Uma das palavras-chave para entender a teologia do século XX é “demitologização”.


Rudolf Bultmann tornou este termo famoso quando o introduziu num ensaio em
1941.[1]

O impacto deste conceito na Europa foi enorme. E, se bem que em alguns aspectos a
atualmente a Alemanha não demonstra interesse por este conceito como antes, o
interesse está aumentando nos EUA e na Ásia.[2] A ideia recebeu novo estímulo
quando o bispo John Robinson da Inglaterra a popularizou em seu livro Honest to God
(1963).[3]

Não é possível sintetizar todo o pensamento de Bultmann nesta palavra. No capítulo


anterior tratamos de indicar outra parte muito importante da atual influência de
Bultmann.[4] Todavia, o programa de demitologização é sem dúvida uma parte
importante da teologia deste professor e, a parte que continua ainda hoje a mais
controvertida.

1. O centro do programa de demitologização é a afirmação de Bultmann de que no


NT se encontram duas coisas: 1) o evangelho cristão; e, 2) a cosmogonia do
século I de índole mitológica. A essência do evangelho, que era o que Bultmann
chama de kerygma (transliteração da palavra grega que significa “o conteúdo do
que se prega”), é a entranha irredutível que devemos apresentar aos nossos
contemporâneos e o que devemos crer. Todavia, o homem moderno não pode
aceitar a moldura mítica que envolve a essência do evangelho. Por isso, “a
teologia deve empreender a tarefa de despojar o kerygma da casca mitológica a
envolve.[5] Segundo Bultmann esta “casca mitológica” não é cristã de modo
algum.

2. O “mito” para Bultmann é a racionalização indiferenciada de uma época


pré-científica.[6] o propósito do mito é expressar o modo como o homem se vê,
não apresentar um quadro objetivo do mundo.

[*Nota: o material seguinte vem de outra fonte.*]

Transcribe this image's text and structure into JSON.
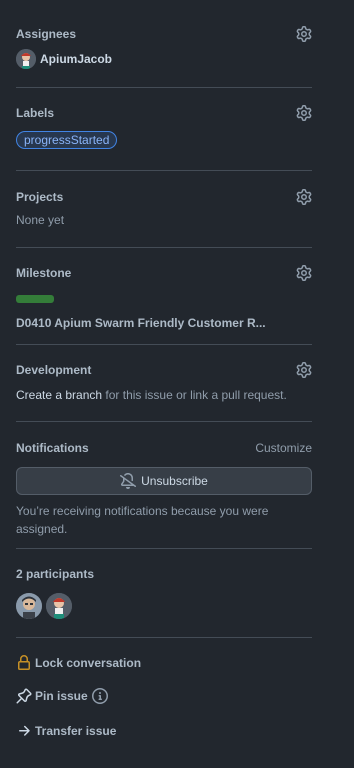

O mito emprega imagens e termos
emprestados deste mundo para expressar estas convicções da cosmovisão que o
homem tem de si mesmo. Deste modo, no século I, o judeu entendia o seu
mundo como um sistema aberto a Deus e aos poderes sobrenaturais. No século I
se cria que o universo tinha três níveis, acima estava o céu, no meio a terra, e
embaixo o inferno. Bultmann afirma que esta é a cosmovisão que se encontra na
Bíblia. A ordem natural que se vê perturbado por intervenções sobrenaturais.

3. Segundo Bultmann, esta transformação mítica do mundo também foi utilizada


para transformar a mensagem acerca de Jesus. A pessoa histórica de Jesus se
converteu muito cedo, num mito no Cristianismo primitivo e, por isso,
“Bultmann argumenta que o conhecimento histórico acerca de Jesus não tem
importância para a fé cristã.”[7] É este mito que é apresentado no quadro do NT
acerca de Jesus. Afirma-se que os fatos históricos a respeito de Jesus foram
transformados numa história mítica de um ser divino preexistente que se
encarnou e expiou com o seu sangue os pecados dos homens, ressuscitou dentre
os mortos, ascendeu ao céu e, segundo se cria, regressaria em breve para julgar
ao mundo e iniciar a nova era. Esta história central se estabeleceu, segundo
disse, também com históricas miraculosas, acerca de vozes do céu, triunfos
sobre demônios, e etc.. Devemos recordar que Bultmann afirma que toda esta
apresentação de Jesus no NT não é história, senão mitos, ou seja, as formas de
pensar das pessoas que criaram estes mitos intencionavam entender a si mesmas.
São mitos que não tem validade para o homem do século XX, que crê em
hospitais e não em milagres, em penicilina e não em orações. Para transmitir
com eficácia o evangelho ao homem moderno, devemos despojar o NT do mito
e colocar em descoberto o propósito original que está oculto por trás do mito. O
processo de descobrimento é a “demitologização”.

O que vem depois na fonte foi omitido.